Digital Trust and AI-Driven Insurance Services: Their Impact on Policyholder Perception and Adoption in Tamil Nadu
Abstract
The adoption of artificial intelligence (AI) is transforming the insurance industry. Given the growing digitalization of the market in emerging economies such as India, understanding how consumers perceive and are likely to adopt insurance services provided through AI-driven channels is critical for insurance providers and technology vendors. This study focuses on Tamil Nadu, India, and investigates the impact of digital trust and various attributes of AI-driven insurance services on policyholder perception and adoption intention. This study incorporates factors such as algorithmic transparency, digital trust, AI service quality, perceived usefulness, perceived risk, social influence, and policyholder perception into an integrated framework to understand the concept of adoption intention. This study utilized a cross-sectional research design, in which a questionnaire survey of 628 respondents was conducted. The results obtained from applying Structural Equation Modeling (SEM) with the help of the AMOS software revealed that the measurement model obtained was adequate, exhibiting high reliability, convergent validity, and discriminant validity. However, the structural model did not follow the conventional path of technology adoption, as the hypothesized relationships between digital trust, perceived usefulness, perceived risk, social influence, and adoption intention were found to be statistically insignificant. These results suggest the emergence of a ‘post-adoption behavioral paradigm’, whereby digital trust is perceived as a natural expectation, risks are normalized, and individuals display increased individualization in their technology adoption decisions.

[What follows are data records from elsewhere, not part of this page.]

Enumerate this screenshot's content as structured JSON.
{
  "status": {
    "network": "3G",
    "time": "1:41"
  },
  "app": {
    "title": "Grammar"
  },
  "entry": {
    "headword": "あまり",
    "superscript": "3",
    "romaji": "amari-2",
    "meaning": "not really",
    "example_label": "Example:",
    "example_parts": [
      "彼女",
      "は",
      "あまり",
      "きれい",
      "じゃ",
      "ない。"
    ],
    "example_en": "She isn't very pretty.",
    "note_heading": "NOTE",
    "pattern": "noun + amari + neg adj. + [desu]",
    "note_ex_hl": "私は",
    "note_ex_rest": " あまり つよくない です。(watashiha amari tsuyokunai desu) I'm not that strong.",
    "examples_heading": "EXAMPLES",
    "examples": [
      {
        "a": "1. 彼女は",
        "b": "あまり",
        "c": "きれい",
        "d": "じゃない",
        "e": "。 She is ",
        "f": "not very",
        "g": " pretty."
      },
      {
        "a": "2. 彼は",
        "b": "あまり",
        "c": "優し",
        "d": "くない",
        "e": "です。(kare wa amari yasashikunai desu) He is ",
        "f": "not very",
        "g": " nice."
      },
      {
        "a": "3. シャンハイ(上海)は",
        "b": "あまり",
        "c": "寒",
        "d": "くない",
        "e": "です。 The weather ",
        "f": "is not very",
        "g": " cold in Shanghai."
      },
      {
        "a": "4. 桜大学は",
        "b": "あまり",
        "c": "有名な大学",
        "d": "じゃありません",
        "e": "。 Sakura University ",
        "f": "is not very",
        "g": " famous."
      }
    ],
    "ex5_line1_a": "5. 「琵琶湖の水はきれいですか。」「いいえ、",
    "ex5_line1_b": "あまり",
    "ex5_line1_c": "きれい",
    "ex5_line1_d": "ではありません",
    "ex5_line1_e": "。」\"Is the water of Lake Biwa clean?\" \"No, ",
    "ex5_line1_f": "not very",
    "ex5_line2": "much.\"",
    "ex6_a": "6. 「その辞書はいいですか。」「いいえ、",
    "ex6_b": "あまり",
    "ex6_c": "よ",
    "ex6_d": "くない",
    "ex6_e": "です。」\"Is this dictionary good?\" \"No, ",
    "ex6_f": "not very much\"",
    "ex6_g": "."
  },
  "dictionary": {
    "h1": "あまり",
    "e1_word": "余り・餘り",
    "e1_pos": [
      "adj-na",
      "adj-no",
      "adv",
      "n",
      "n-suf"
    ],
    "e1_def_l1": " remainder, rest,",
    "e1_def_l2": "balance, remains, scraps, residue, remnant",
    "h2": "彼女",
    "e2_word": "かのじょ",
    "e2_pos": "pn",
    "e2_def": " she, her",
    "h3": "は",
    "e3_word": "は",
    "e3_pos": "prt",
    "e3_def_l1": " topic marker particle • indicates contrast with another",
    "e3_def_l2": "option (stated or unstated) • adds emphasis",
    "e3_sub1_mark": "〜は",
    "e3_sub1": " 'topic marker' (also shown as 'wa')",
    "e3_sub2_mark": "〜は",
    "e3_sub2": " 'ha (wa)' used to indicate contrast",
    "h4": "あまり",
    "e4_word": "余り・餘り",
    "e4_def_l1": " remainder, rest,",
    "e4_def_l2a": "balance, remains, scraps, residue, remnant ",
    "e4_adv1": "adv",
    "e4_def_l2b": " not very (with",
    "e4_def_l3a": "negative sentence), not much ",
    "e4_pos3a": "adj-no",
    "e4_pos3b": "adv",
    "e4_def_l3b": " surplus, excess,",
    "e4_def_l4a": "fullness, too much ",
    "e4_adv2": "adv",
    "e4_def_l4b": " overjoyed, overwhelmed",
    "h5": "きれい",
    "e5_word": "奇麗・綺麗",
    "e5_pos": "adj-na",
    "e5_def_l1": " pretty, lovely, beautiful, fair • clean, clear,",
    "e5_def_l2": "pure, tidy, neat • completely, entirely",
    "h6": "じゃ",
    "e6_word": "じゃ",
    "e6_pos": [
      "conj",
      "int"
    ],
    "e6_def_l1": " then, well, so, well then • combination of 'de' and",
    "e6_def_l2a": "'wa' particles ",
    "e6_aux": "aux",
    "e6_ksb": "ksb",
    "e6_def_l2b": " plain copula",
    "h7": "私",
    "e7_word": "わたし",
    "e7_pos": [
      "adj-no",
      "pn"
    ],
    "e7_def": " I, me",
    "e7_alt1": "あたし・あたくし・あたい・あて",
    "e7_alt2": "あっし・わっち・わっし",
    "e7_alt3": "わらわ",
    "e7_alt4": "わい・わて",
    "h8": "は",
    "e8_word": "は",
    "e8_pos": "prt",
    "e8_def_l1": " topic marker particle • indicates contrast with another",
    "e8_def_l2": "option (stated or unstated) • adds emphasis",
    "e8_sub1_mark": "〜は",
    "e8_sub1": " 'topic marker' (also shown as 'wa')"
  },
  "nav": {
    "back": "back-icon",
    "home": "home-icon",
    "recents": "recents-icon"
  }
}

Most importantly, the relationship between policyholder perception and adoption intention was found to be weak. The study offers new insights through its emerging market-based perspective and helps further knowledge about AI-based insurance adoption by suggesting a move towards experience-oriented and nonlinear theories. Further research must explore the threshold of trust, the process of risk normalization, the role of digital literacy and past experience, and behavioral change among policyholders to create future-generation AI adoption models for digital finance.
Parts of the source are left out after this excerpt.